Nous avions terminé de manger – un repas incroyablement copieux et riche en viande de toutes sortes – et nous étions assis devant la cheminée de la chambre de Melcrith, penchés sur des documents.

L'administration mâchefer, dont on m'avait toujours vanté l'organisation et la rigueur en comparaison de Lenclume, me semblait très lacunaire en matière de suivi des esclaves. Apparemment, les habitants de Titane étaient bien plus doués pour violer les esclaves à leur arrivée que pour conserver des archives fiables de leurs changements de propriétaire.

Les recherches furent longues, fastidieuses, et sans réelle progression. Mais cette partie de la journée eut au moins l'avantage d'être familière et rassurante.

Je ne cessai pas de m'étonner du confort de cette maison et à de nombreuses reprises, je levai les yeux de mes documents pour regarder le bon feu de cheminée, les élégants fauteuils, les moulures complexes du plafond et des fenêtres, les vitraux et le paysage incroyable du parc aux saules pleureurs.

Melcrith aussi leva les yeux de son travail à plusieurs reprises, mais c'était pour me demander comment j'allais et si j'avais besoin de quelque chose. Et étonnamment, j'allais bien et je n'avais besoin de rien. C'était d'ailleurs peut-être ma plus grande source de surprise : je n'avais pas l'impression d'être devenu un esclave, mais une sorte de prince habitant une riche demeure à l'élégance centenaire.

Vers la fin de l'après-midi, Agate vint nous annoncer que nous avions de la visite et qu'elle servirait le thé au salon.

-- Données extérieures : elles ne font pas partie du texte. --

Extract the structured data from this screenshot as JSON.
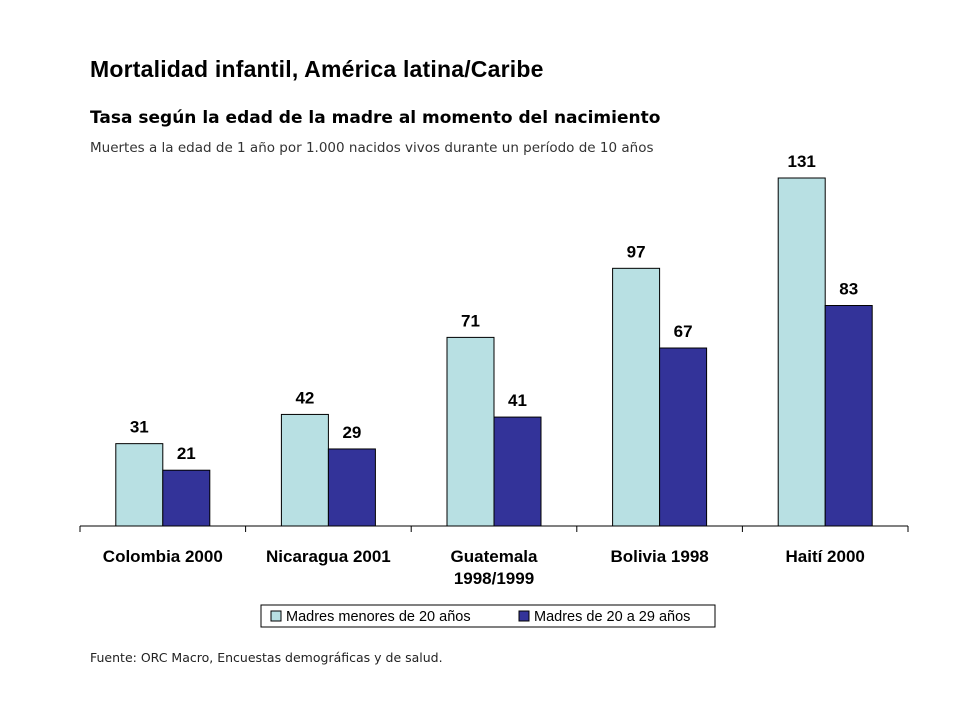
{
  "header": {
    "title": "Mortalidad infantil, América latina/Caribe",
    "subtitle": "Tasa según la edad de la madre al momento del nacimiento",
    "unit_note": "Muertes a la edad de 1 año por 1.000 nacidos vivos durante un período de 10 años"
  },
  "footer": {
    "source": "Fuente: ORC Macro, Encuestas demográficas y de salud."
  },
  "chart_data": {
    "type": "bar",
    "title": "",
    "xlabel": "",
    "ylabel": "",
    "categories": [
      [
        "Colombia 2000"
      ],
      [
        "Nicaragua 2001"
      ],
      [
        "Guatemala",
        "1998/1999"
      ],
      [
        "Bolivia 1998"
      ],
      [
        "Haití 2000"
      ]
    ],
    "series": [
      {
        "name": "Madres menores de 20 años",
        "values": [
          31,
          42,
          71,
          97,
          131
        ],
        "color": "#b8e0e3"
      },
      {
        "name": "Madres de 20 a 29 años",
        "values": [
          21,
          29,
          41,
          67,
          83
        ],
        "color": "#333399"
      }
    ],
    "ylim": [
      0,
      131
    ],
    "grid": false,
    "data_labels": true,
    "legend": "bottom-center"
  }
}
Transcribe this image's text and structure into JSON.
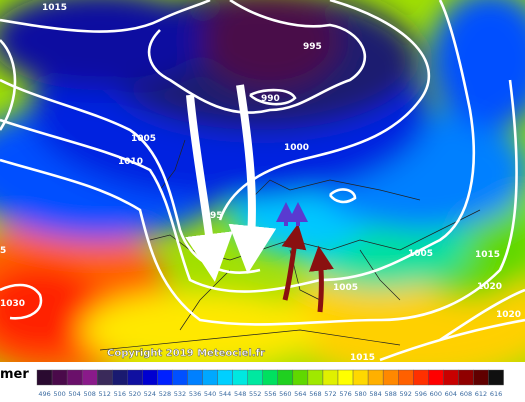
{
  "isobar_labels": [
    "1015",
    "995",
    "990",
    "1005",
    "1010",
    "1000",
    "95",
    "1005",
    "1005",
    "1015",
    "1020",
    "1020",
    "1030",
    "5",
    "1015"
  ],
  "copyright": "Copyright 2019 Meteociel.fr",
  "legend": {
    "title": "mer",
    "ticks": [
      496,
      500,
      504,
      508,
      512,
      516,
      520,
      524,
      528,
      532,
      536,
      540,
      544,
      548,
      552,
      556,
      560,
      564,
      568,
      572,
      576,
      580,
      584,
      588,
      592,
      596,
      600,
      604,
      608,
      612,
      616
    ],
    "colors": [
      "#2a0a30",
      "#4a0a4a",
      "#6a106a",
      "#8a1a8a",
      "#3a2a5a",
      "#1a1a70",
      "#1010a0",
      "#0000d0",
      "#0020ff",
      "#0050ff",
      "#0080ff",
      "#00a8ff",
      "#00d0ff",
      "#00e8e0",
      "#00e8a0",
      "#00e060",
      "#20d020",
      "#60d800",
      "#a0e800",
      "#e0f000",
      "#ffff00",
      "#ffd800",
      "#ffb000",
      "#ff8800",
      "#ff6000",
      "#ff3000",
      "#ff0000",
      "#c80000",
      "#900000",
      "#600000",
      "#101010"
    ]
  }
}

Nous descendîmes alors pour trouver Lazuli, Khalkôs et Jade assis dans des fauteuils autour d'une table sur laquelle reposait un grand plateau contenant petits gâteaux et thé fumant.

Jade se leva d'un bond. Je me sentis d'autant plus gêné d'être en peignoir – sous lequel j'étais nu ! – qu'elle bondit de son fauteuil et me serra dans ses bras.

― Cobalt ! Qu'est-ce qui t'a pris ? C'est la pire idée que tu aurais pu avoir !

― Moins fort ! chuchotai-je. Les domestiques ne sont au courant de rien.

Elle s'écarta un peu de moi et ses cheveux noirs glissèrent sur ses épaules quand elle secoua la tête, consternée.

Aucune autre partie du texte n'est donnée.